I think about my blog all the time. I think about my online world of friends and fellow-thinkers. I think about all the drafts I've started. I think about how many days it's been since the last time I was on...
And then, well, then, I stop thinking.
I pack the beach bag and leave the house with my three favorite men.
I flip through the channels and watch the day's stage of the Tour de France yet again.
I call my friends and meet up at the local bounce house place.
I go to the gym.
I do laundry.
I eat chips and salsa.
I am very, very lazy this summer.
All the projects I had in my head in May: the two-years-worth of photos to be organized and put in boxes? The photo books to be designed and ordered back from when I was pregnant with Aidan? The closets to be purged and cleaned? The massive behind-the-sofa-spring cleaning? The steam cleaning of the boys' rooms' carpets? The every-other-day blogging?
I feel guilty about it when I'm in bed, mainly, at the end of the day, trying not to count how many weeks are left of this no-work, no-school, no-schedules kind of life for the four of us.
There will be so little accomplished, I think.

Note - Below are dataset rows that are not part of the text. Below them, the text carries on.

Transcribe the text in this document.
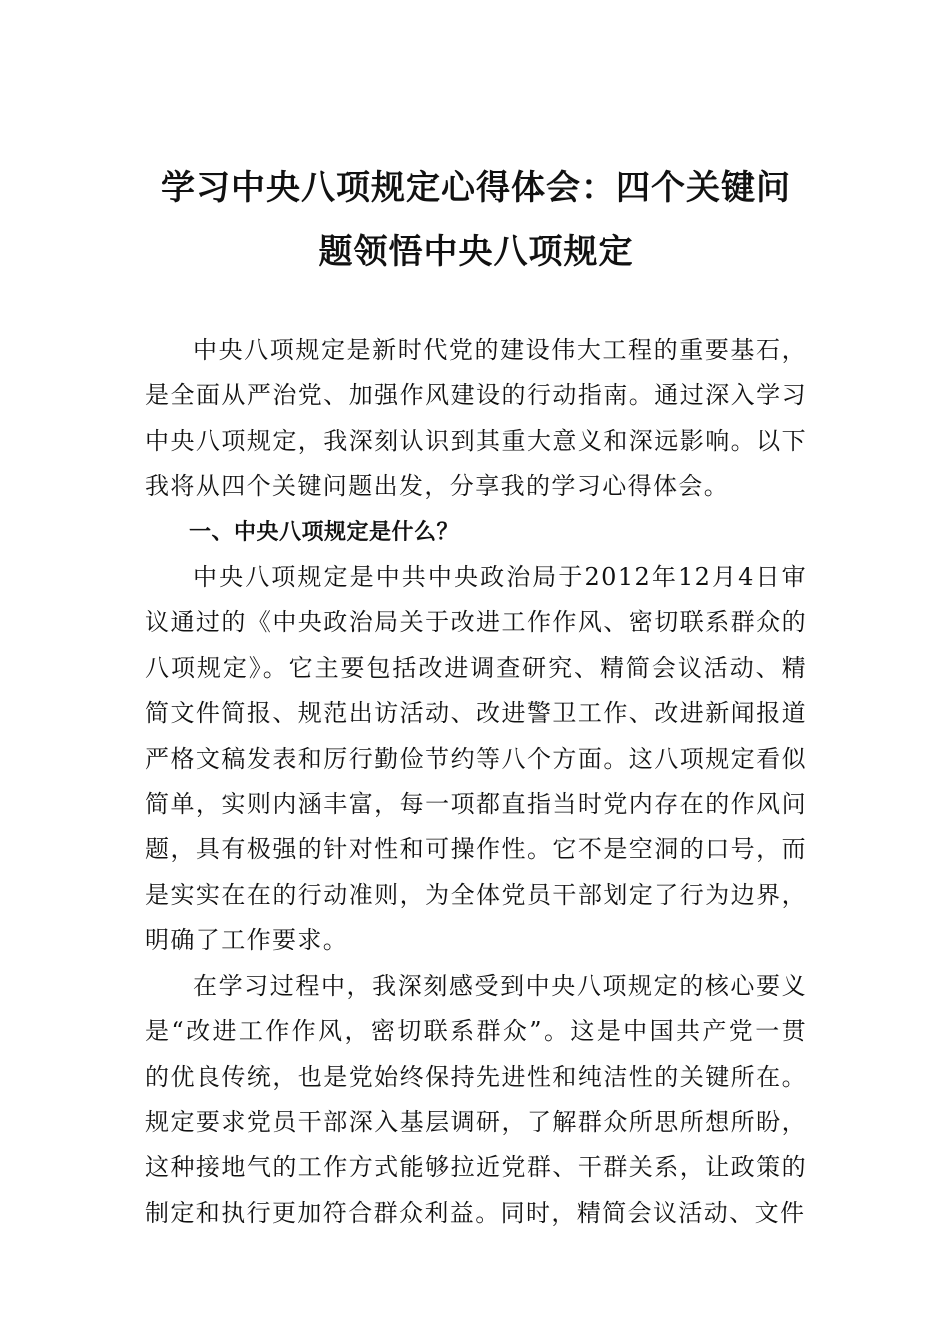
学习中央八项规定心得体会：四个关键问题领悟中央八项规定

中央八项规定是新时代党的建设伟大工程的重要基石，是全面从严治党、加强作风建设的行动指南。通过深入学习中央八项规定，我深刻认识到其重大意义和深远影响。以下我将从四个关键问题出发，分享我的学习心得体会。

一、中央八项规定是什么？

中央八项规定是中共中央政治局于2012年12月4日审议通过的《中央政治局关于改进工作作风、密切联系群众的八项规定》。它主要包括改进调查研究、精简会议活动、精简文件简报、规范出访活动、改进警卫工作、改进新闻报道严格文稿发表和厉行勤俭节约等八个方面。这八项规定看似简单，实则内涵丰富，每一项都直指当时党内存在的作风问题，具有极强的针对性和可操作性。它不是空洞的口号，而是实实在在的行动准则，为全体党员干部划定了行为边界，明确了工作要求。

在学习过程中，我深刻感受到中央八项规定的核心要义是“改进工作作风，密切联系群众”。这是中国共产党一贯的优良传统，也是党始终保持先进性和纯洁性的关键所在。规定要求党员干部深入基层调研，了解群众所思所想所盼，这种接地气的工作方式能够拉近党群、干群关系，让政策的制定和执行更加符合群众利益。同时，精简会议活动、文件
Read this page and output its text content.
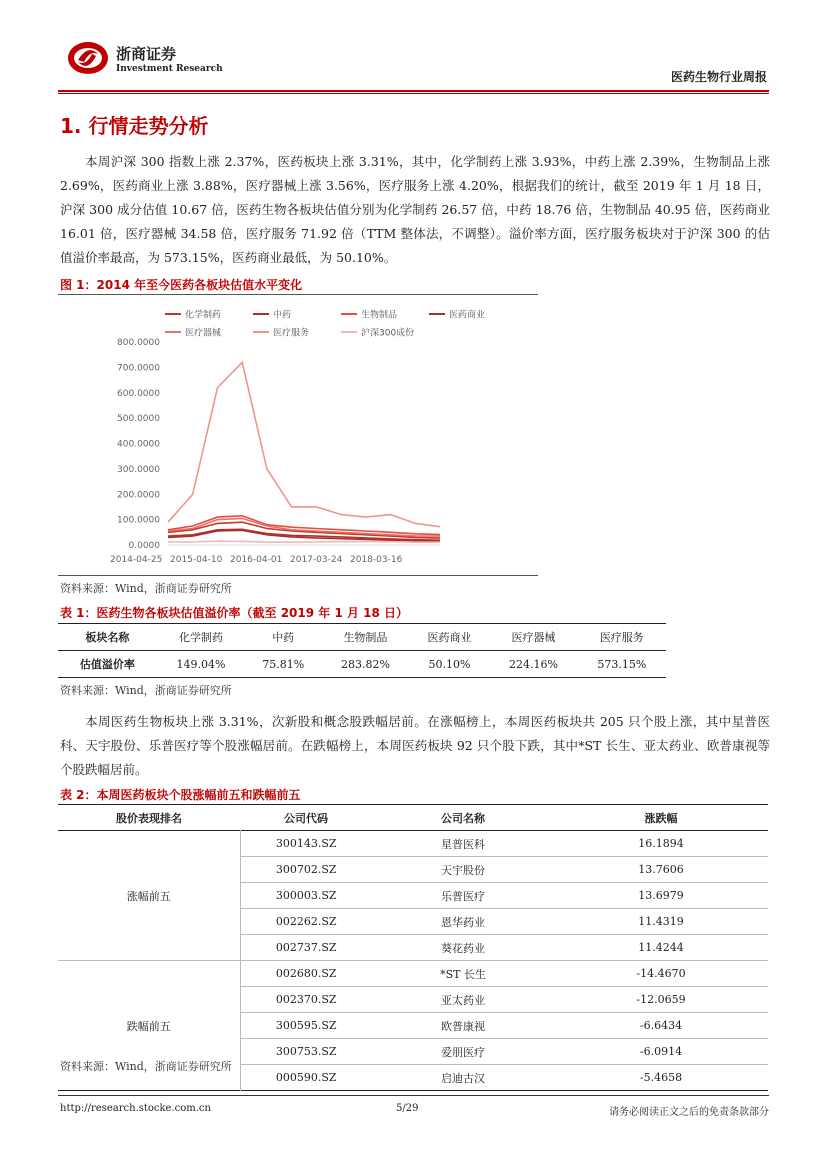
浙商证券
Investment Research
医药生物行业周报
1. 行情走势分析

本周沪深 300 指数上涨 2.37%，医药板块上涨 3.31%，其中，化学制药上涨 3.93%，中药上涨 2.39%，生物制品上涨 2.69%，医药商业上涨 3.88%，医疗器械上涨 3.56%，医疗服务上涨 4.20%，根据我们的统计，截至 2019 年 1 月 18 日，沪深 300 成分估值 10.67 倍，医药生物各板块估值分别为化学制药 26.57 倍，中药 18.76 倍，生物制品 40.95 倍，医药商业 16.01 倍，医疗器械 34.58 倍，医疗服务 71.92 倍（TTM 整体法，不调整）。溢价率方面，医疗服务板块对于沪深 300 的估值溢价率最高，为 573.15%，医药商业最低，为 50.10%。

图 1：2014 年至今医药各板块估值水平变化
化学制药	中药	生物制品	医药商业
医疗器械	医疗服务	沪深300成份
800.0000
700.0000
600.0000
500.0000
400.0000
300.0000
200.0000
100.0000
0.0000
2014-04-25 2015-04-10 2016-04-01 2017-03-24 2018-03-16
资料来源：Wind，浙商证券研究所
表 1：医药生物各板块估值溢价率（截至 2019 年 1 月 18 日）
板块名称	化学制药	中药	生物制品	医药商业	医疗器械	医疗服务
估值溢价率	149.04%	75.81%	283.82%	50.10%	224.16%	573.15%
资料来源：Wind，浙商证券研究所

本周医药生物板块上涨 3.31%，次新股和概念股跌幅居前。在涨幅榜上，本周医药板块共 205 只个股上涨，其中星普医科、天宇股份、乐普医疗等个股涨幅居前。在跌幅榜上，本周医药板块 92 只个股下跌，其中*ST 长生、亚太药业、欧普康视等个股跌幅居前。

表 2：本周医药板块个股涨幅前五和跌幅前五
股价表现排名	公司代码	公司名称	涨跌幅
涨幅前五	300143.SZ	星普医科	16.1894
	300702.SZ	天宇股份	13.7606
	300003.SZ	乐普医疗	13.6979
	002262.SZ	恩华药业	11.4319
	002737.SZ	葵花药业	11.4244
跌幅前五	002680.SZ	*ST 长生	-14.4670
	002370.SZ	亚太药业	-12.0659
	300595.SZ	欧普康视	-6.6434
	300753.SZ	爱朋医疗	-6.0914
	000590.SZ	启迪古汉	-5.4658
资料来源：Wind，浙商证券研究所
http://research.stocke.com.cn	5/29	请务必阅读正文之后的免责条款部分
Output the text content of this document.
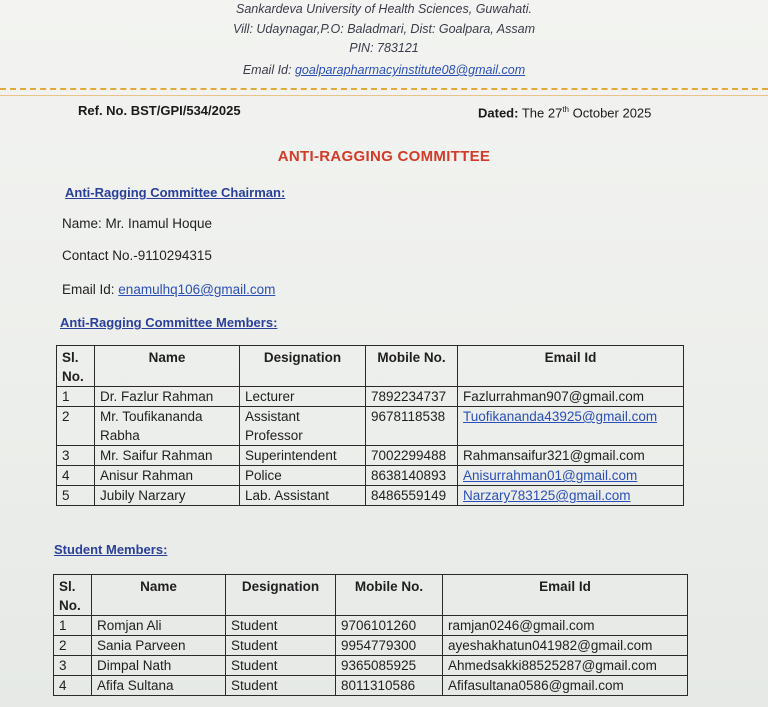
Sankardeva University of Health Sciences, Guwahati.
Vill: Udaynagar,P.O: Baladmari, Dist: Goalpara, Assam
PIN: 783121
Email Id: goalparapharmacyinstitute08@gmail.com
Ref. No. BST/GPI/534/2025	Dated: The 27th October 2025
ANTI-RAGGING COMMITTEE
Anti-Ragging Committee Chairman:
Name: Mr. Inamul Hoque
Contact No.-9110294315
Email Id: enamulhq106@gmail.com
Anti-Ragging Committee Members:
Sl. No.	Name	Designation	Mobile No.	Email Id
1	Dr. Fazlur Rahman	Lecturer	7892234737	Fazlurrahman907@gmail.com
2	Mr. Toufikananda Rabha	Assistant Professor	9678118538	Tuofikananda43925@gmail.com
3	Mr. Saifur Rahman	Superintendent	7002299488	Rahmansaifur321@gmail.com
4	Anisur Rahman	Police	8638140893	Anisurrahman01@gmail.com
5	Jubily Narzary	Lab. Assistant	8486559149	Narzary783125@gmail.com
Student Members:
Sl. No.	Name	Designation	Mobile No.	Email Id
1	Romjan Ali	Student	9706101260	ramjan0246@gmail.com
2	Sania Parveen	Student	9954779300	ayeshakhatun041982@gmail.com
3	Dimpal Nath	Student	9365085925	Ahmedsakki88525287@gmail.com
4	Afifa Sultana	Student	8011310586	Afifasultana0586@gmail.com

And then, I stop thinking.
I go to sleep.
And I wake up the next morning to more of the same lackadaisical living.
And you know what?
For someone whose brain is always frickin' noisy, whose mind is always on hyper-speed, whose lists of to-do's are endless, it's nice to just wander a lot instead of wonder.
And on those nights when I lay in bed and think for a bit about all the things I have not accomplished this summer, I also realize that maybe this has been one of my most successful summers ever...one in which I've actually been able to Just Be.